According to the most recent numbers for January of 2016, Lathrop dropped its water consumption from 76.75 million gallons in 2013 to only 58.87 million gallons this year – a 23.2 percent reduction since the State of California imposed mandatory restrictions in the wake of the most serious drought in nearly four decades.
While the number didn’t meet the mandated threshold, it did continue with the city’s push – through restrictive watering days, public notification of enhanced changes and actual enforcement – to make a dent in the amount of residential water being used by homeowners as the state manages what some have said could become a legitimate crisis if conditions don’t improve.
And depending on how things progress over the next two months, that dire breaking point could be on the horizon.
According to a snowpack survey conducted by the Department of Water Resources on March 1, California’s overall snowpack is only at 83 percent of normal – a number that is markedly better than what has been seen over the last four dry years but still not the position that many had hoped California would find itself in after the El Nino system brought storms early in the winter season.
Help, however, could be on the way.
By this weekend a storm that could bring as much as five inches of rain – and even more snow at the crucial higher elevations – is expected to roll across Northern California after a prolonged dry period. Certain portions of the Sierra Nevada mountains are expected to get feet of snow and the western portion of the northern half of the state is supposed to get hit the hardest by El Nino-driven storms that will roll through the weekend and into early next week.
The existing restrictions on water usage mandated by the State of California, for the time being, remain in place.

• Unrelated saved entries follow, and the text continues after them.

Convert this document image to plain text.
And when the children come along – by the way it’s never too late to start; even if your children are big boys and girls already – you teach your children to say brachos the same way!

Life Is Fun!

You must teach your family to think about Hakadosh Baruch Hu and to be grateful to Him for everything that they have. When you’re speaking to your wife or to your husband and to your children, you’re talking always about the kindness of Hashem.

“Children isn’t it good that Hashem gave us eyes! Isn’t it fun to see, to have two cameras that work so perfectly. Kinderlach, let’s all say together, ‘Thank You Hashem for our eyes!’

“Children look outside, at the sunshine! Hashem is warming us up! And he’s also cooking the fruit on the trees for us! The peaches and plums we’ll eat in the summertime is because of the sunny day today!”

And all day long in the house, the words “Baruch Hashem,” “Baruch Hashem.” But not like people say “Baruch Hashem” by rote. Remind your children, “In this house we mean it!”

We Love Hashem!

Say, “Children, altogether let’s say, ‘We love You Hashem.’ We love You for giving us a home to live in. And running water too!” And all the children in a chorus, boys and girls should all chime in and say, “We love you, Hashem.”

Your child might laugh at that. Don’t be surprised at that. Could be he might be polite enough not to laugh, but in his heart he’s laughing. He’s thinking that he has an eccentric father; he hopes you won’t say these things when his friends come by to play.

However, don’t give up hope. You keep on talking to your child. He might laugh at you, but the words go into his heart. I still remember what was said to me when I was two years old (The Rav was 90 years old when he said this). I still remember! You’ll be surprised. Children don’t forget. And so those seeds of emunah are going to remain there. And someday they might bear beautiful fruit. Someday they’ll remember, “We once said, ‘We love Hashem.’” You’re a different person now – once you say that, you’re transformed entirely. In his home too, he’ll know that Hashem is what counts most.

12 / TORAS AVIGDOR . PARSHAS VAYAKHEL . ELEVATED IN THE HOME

February’s numbers for Lathrop’s water use will be complied over the next week and then submitted to the State of California for consideration and input into a centrally managed database. In January the city issued three warnings to residents who were observed either watering on days that they weren’t supposed to or another violation of the city’s municipal code – which was tightened in response to pressure from the state over the summer after new regulations were adopted.